Sunday, April 14, 2019

Why Artists Should Care About @AGSNYT: How The Times Thinks About Privacy | MUSIC • TECHNOLOGY • POLICY

The New York Times has started “The Privacy Project” and kicks off the story correctly with an introspective opinion piece from the boss, A.G. Sulzberger.  We should do the same.

Over the past few years, The New York Times has reported aggressively on the erosion of digital privacy, bringing information to light about the exploitation of personal data that Facebook amassed on its users, about companies buying and selling children’s data, and about phone apps secretly tracking users’ every movement. That reporting helped spur global debate about how society should protect privacy in digital spaces.

Yet all of this journalism was paid for, in part, by The Times’s engaging in the type of collecting, using and sharing of reader data that we sometimes report on. As with a politician railing against high drug prices while accepting campaign donations from big pharma, a news organization cannot talk about privacy on the internet without skeptical readers immediately, and rightly, examining its own practices for signs of hypocrisy. So, as we kick off The Privacy Project, I wanted to share a bit about how The Times itself approaches reader data and privacy.

Like virtually every business on the internet, we collect, use and share data about readers. We make money by using that data to sell advertisements and subscriptions, often working with other companies like Google and Facebook, which allows us to sustain a 1,600-person news operation that reports from more than 150 countries every year.

Google, Facebook, Spotify and their fellow data lords have to a large extent got some pretty big players over a barrel:  They are all dependent to some extent on Google and Facebook’s business model built on the twin pillars of addiction and surveillance.  Artists and songwriters should think about their own role in this unhealthy cycle that feeds on human vulnerabilities and dopamine dependency.  Like the Times, artists drive fans into the waiting arms of data lords who scrape, segment and serve up behavioral data in darkness while fans are focused on content.

In the case of the Times it is content the paper creates and serves up on its own web properties.  But in the case of artists and songwriters, it is the music that the creator or their label or publisher at least ostensibly license to a platform.  And that’s a big difference, because unless that license is a statutory mandate, licenses have a term.  Statutory licenses are favored by platforms (see Music Modernization Act Title I) because the service can force creators to license their works and that license can essentially never be terminated–even iHeart got away with not paying royalties through reorganization bankruptcy followed by an IPO once those messy obligations were washed away through the courts.

Artists are very familiar with another version of this story that we fought and still fight with brand-sponsored piracy.  In that ecosystem–which still exists on a large scale–companies like Google sell advertising on pirate sites that is served against stolen music or movies and then get data served back to them through analytics tools.  (This is why I often say that it’s not that Google pays a low royalty, they actually pay a negative royalty when you take into account their profit from piracy.)

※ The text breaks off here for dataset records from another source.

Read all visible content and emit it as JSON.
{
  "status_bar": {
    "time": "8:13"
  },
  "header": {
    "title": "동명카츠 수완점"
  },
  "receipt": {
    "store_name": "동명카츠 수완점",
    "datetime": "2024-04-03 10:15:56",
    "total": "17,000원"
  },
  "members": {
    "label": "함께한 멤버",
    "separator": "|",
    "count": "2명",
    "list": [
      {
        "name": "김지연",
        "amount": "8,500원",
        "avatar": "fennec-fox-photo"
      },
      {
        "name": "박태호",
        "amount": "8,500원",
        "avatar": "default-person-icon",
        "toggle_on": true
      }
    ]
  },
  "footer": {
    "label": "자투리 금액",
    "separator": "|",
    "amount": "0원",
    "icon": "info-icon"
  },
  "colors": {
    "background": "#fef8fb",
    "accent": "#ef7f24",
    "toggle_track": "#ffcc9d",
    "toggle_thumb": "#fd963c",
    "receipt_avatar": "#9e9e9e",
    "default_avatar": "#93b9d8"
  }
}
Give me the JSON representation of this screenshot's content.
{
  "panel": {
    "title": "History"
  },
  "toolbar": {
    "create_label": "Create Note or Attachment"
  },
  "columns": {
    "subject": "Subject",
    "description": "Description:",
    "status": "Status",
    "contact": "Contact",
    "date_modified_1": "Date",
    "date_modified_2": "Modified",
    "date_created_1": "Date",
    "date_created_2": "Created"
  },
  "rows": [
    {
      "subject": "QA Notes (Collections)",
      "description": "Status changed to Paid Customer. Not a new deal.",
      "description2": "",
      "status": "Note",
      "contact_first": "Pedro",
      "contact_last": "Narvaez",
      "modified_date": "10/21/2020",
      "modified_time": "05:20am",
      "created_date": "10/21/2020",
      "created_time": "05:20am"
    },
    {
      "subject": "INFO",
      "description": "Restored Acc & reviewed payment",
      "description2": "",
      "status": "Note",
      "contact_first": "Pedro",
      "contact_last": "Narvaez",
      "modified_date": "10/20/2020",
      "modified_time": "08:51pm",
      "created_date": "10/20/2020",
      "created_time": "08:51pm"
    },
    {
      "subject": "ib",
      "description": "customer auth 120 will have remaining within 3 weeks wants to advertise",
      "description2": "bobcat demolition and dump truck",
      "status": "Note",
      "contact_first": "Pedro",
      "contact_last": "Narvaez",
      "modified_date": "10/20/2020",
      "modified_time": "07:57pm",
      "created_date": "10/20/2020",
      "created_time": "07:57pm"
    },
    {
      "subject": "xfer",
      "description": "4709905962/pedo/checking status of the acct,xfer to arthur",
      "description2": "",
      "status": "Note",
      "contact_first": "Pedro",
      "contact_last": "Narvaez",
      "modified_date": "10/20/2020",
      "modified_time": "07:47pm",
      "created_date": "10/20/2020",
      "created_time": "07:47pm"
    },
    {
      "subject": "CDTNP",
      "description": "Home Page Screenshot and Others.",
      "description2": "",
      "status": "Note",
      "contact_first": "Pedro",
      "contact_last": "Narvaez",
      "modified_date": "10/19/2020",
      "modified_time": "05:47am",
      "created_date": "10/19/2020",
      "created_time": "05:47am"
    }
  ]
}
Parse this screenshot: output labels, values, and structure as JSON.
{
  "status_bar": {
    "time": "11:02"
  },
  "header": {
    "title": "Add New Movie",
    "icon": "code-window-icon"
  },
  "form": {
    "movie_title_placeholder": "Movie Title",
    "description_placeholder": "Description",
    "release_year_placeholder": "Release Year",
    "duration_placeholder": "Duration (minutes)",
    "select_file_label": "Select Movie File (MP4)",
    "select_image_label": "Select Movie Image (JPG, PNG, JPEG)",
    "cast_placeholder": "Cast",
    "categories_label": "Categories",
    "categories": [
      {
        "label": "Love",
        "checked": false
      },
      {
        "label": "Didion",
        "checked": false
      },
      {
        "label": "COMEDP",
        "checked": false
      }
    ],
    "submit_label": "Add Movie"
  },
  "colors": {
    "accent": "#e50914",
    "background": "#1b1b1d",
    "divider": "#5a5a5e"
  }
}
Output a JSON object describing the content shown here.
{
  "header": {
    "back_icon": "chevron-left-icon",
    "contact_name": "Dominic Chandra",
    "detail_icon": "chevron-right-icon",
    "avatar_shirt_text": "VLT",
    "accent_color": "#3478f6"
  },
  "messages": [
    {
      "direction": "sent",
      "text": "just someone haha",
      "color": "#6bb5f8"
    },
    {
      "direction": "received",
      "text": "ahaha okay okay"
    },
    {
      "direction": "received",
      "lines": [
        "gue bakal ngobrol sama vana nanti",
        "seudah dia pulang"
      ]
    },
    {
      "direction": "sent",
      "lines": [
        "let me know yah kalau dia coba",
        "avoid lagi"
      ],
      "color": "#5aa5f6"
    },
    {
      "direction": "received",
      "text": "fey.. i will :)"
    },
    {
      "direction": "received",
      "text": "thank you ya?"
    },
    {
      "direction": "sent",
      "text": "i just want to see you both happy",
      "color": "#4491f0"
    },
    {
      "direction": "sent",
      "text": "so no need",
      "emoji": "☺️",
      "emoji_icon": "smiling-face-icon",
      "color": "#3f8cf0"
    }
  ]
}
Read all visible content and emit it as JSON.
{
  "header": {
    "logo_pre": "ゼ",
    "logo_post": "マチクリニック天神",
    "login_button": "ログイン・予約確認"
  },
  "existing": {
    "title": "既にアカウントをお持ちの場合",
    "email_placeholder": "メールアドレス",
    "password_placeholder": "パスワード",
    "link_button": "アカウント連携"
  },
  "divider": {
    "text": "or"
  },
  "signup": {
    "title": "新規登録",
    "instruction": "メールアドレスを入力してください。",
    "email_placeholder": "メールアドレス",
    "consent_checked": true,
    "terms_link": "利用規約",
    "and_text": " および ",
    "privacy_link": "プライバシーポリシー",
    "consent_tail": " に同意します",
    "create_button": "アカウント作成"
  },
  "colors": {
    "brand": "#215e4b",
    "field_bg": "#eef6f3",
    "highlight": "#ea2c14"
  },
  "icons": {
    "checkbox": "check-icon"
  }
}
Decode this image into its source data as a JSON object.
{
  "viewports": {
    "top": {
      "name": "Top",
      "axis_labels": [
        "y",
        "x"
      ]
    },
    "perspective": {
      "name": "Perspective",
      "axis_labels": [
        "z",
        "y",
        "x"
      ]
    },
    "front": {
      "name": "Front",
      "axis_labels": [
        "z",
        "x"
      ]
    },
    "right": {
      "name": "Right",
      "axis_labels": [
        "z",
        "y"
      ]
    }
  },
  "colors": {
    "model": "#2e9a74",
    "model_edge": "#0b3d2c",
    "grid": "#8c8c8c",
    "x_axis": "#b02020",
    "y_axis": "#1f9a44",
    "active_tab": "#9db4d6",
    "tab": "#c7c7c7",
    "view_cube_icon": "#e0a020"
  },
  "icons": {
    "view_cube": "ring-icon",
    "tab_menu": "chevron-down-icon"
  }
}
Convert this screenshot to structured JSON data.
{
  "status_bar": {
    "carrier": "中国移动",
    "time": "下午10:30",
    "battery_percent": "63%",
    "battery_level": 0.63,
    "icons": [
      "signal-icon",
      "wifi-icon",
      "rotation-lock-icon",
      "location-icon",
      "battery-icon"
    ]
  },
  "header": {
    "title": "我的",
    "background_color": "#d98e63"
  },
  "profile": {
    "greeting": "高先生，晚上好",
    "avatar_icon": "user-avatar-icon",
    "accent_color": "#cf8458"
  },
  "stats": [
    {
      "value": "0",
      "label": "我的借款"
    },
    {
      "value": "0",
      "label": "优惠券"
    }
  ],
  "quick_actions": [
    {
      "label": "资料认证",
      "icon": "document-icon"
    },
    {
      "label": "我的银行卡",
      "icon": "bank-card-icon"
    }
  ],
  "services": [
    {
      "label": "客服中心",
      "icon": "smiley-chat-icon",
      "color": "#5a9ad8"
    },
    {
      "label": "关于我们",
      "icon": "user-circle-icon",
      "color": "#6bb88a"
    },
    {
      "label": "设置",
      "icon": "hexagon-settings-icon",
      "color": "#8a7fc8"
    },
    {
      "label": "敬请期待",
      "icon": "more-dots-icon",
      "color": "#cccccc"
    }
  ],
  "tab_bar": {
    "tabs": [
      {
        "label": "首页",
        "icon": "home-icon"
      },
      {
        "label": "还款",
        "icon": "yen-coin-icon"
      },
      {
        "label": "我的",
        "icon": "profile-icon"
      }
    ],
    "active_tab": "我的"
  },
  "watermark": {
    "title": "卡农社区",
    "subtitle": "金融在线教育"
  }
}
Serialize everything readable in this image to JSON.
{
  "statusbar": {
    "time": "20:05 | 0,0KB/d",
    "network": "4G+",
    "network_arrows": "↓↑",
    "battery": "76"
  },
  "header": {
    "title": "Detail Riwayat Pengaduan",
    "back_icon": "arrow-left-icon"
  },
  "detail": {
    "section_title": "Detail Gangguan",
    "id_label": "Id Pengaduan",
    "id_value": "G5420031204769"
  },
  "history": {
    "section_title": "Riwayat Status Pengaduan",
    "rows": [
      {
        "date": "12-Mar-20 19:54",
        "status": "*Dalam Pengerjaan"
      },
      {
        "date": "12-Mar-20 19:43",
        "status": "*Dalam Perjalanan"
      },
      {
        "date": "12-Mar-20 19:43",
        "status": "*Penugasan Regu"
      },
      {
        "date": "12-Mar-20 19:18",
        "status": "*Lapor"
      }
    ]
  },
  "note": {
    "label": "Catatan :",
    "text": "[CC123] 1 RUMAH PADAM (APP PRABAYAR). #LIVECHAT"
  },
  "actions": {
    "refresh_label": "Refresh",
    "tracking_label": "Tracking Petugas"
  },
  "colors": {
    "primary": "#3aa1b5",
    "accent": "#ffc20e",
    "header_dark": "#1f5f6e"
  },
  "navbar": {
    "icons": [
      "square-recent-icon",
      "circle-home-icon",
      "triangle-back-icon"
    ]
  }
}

But data scraping of fans that artists drive to licensed platforms is a less frequent topic of discussion.  Like the Times, creators should start thinking about the role they play in driving fans to the clutches of the data lords.  As Mr. Sulzberger says:

The Times…maintains clear internal guidelines about how such data is collected and used. But this control is often more limited than it seems because in many cases, the news organizations that host the trackers don’t know what happens with that information once it is transferred to third parties. Those companies include major platforms like Google and Facebook, smaller companies you’ve never heard of that act as analytics providers and advertising intermediaries, and the individual companies that place individual advertisements. Readers may understandably wonder: What data do these companies have? To whom might they sell it? How might those buyers exploit it?

I ask myself those questions, too, as a publisher and as a person who uses the internet.

I suggest that it’s time to stop asking questions and start demanding answers.  We at least can try to cut them off.